Reimbursements for ‘community classes’
In 2022, the Office of Open Records ordered Commonwealth Charter Academy to turn over records to Susan Spicka, the executive director of pro-public-education advocacy group Education Voters PA, who requested forms submitted to the charter by families seeking reimbursement for “community classes.” CCA offers families reimbursement for classes their children take outside of school.
The charter had refused to provide those forms to Spicka, arguing that doing so would violate students’ privacy rights.
While the Office of Open Records ruled that CCA could turn over those records and still protect students’ privacy if it redacted their names, CCA appealed, arguing that the forms were education records and thus should not be public.
It said redacting the forms would not be enough because they could contain parents’ handwriting, which would reveal their identities.

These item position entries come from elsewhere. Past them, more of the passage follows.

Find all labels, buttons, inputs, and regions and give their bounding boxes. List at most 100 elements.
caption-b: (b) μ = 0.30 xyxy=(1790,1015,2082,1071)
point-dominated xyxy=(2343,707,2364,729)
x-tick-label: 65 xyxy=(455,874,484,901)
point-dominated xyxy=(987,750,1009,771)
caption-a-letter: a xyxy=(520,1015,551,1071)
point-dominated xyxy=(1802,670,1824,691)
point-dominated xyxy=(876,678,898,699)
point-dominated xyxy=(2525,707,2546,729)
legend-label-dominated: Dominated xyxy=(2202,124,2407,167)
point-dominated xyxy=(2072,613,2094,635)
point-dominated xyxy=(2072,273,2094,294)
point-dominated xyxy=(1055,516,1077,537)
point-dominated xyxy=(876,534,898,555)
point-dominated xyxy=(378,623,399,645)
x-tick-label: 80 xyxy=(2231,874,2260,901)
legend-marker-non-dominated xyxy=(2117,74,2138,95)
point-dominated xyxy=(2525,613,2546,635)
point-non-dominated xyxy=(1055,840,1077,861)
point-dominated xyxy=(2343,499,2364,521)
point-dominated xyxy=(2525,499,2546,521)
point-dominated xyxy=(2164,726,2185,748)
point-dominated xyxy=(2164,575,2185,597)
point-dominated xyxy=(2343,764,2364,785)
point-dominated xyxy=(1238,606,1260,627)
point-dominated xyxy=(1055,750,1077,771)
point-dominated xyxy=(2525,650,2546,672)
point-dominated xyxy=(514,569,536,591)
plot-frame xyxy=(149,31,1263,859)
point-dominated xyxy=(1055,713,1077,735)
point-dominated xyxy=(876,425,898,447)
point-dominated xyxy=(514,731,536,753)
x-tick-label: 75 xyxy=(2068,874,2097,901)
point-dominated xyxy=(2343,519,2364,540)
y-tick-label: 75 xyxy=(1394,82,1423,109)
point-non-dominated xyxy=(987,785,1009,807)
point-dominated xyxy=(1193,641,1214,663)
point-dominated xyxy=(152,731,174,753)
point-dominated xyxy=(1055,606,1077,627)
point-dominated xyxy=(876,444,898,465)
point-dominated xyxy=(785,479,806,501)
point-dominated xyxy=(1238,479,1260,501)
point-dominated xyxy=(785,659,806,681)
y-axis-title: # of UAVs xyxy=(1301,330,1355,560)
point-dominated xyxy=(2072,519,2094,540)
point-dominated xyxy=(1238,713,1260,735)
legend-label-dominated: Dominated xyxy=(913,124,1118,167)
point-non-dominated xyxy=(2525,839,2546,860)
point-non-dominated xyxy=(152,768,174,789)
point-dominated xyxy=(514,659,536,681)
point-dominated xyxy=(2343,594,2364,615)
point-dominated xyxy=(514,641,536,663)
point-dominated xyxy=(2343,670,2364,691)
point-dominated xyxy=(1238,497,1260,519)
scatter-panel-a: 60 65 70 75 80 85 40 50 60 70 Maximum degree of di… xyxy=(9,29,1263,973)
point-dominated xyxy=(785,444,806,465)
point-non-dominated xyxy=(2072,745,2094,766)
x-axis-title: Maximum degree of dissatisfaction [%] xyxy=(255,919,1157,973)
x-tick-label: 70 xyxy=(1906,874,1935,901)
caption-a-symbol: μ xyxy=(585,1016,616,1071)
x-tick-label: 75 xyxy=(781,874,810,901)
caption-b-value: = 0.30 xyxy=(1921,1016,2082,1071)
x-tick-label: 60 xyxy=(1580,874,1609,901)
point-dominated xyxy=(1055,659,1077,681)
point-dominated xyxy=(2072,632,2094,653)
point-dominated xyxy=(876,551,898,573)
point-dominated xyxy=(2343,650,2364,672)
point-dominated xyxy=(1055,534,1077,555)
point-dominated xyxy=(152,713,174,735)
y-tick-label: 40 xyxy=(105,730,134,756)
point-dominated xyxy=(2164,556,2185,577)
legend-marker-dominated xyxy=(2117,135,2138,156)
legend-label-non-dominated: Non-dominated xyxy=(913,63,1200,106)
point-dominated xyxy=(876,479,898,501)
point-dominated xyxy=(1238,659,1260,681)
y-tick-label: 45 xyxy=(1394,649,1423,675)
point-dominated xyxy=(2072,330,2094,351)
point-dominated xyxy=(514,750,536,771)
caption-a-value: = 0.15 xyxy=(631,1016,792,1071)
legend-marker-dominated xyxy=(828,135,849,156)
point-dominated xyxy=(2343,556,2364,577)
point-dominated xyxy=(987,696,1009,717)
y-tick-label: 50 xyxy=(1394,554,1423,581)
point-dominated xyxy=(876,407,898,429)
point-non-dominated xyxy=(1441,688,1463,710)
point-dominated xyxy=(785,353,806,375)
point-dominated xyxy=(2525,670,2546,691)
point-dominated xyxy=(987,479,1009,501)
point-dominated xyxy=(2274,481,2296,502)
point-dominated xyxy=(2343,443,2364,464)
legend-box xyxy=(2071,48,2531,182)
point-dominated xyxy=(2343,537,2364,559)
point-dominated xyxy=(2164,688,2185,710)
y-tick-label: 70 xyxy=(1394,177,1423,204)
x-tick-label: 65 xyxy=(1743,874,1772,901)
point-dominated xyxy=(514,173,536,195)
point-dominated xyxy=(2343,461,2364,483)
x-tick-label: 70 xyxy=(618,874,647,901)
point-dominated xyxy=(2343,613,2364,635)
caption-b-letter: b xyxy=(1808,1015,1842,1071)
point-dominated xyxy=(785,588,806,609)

A Common Pleas Court judge rejected those arguments, again ordering CCA to produce the records. CCA then appealed to Commonwealth Court, where the case is pending.
During the fight over the records, CCA produced a spreadsheet of reimbursements requested by families in 2019-20 for classes ranging from art, violin, and piano lessons to horseback riding, speed skating, and hockey. The reimbursements were requested up to $200, according to CCA’s spreadsheet. (Eller did not respond to a question about how much money families are eligible for, and if the money is awarded to families on top of activities that students may participate in through their local school district, saying the charter “provides a modest reimbursement for a family when a student participates in educational and educationally related activities in their local community.”)
In a filing submitted by lawyers with the Public Interest Law Center, Spicka said the Right-to-Know law “guarantees access to public records, not to an agency’s selective summaries of its records.”
“Holding otherwise would undermine the [law’s] purpose of promoting governmental transparency and accountability and allowing for public scrutiny of governmental activity,” she said in the filing.
Separately, Spicka and other advocates have raised questions about CCA’s practices of making cash payments to families. On numerous months’ worth of check registers they requested from the charter earlier this year, the names of hundreds of entities paid by CCA were redacted — including $180,000 worth of payments to redacted vendors in June 2024 alone, according to Spicka.
When Spicka challenged those redactions, CCA said they represented the “names of caretakers that received payments under CCA’s Community Class Reimbursement program; names of family mentors who perform services for CCA, including assisting newly enrolled families with successfully transitioning to CCA and online learning; and the names of staff” reimbursed for tuition payments.
(In one check register from June 2023, CCA categorized more than 500 payments to redacted entities as payments for students or caretakers, with amounts ranging from $22 to $7,425. The charter also made more than 100 payments that month to redacted entities that it categorized as family mentors; most of the payments were for $550.)
To Spicka’s request for any contracts, agreements, or documentation that “details the work or services provided by the vendors/entities that are redacted,” CCA said it had no records.
Eller did not respond to questions about whether CCA has agreements with its family mentors, the services they perform, and how much they are paid.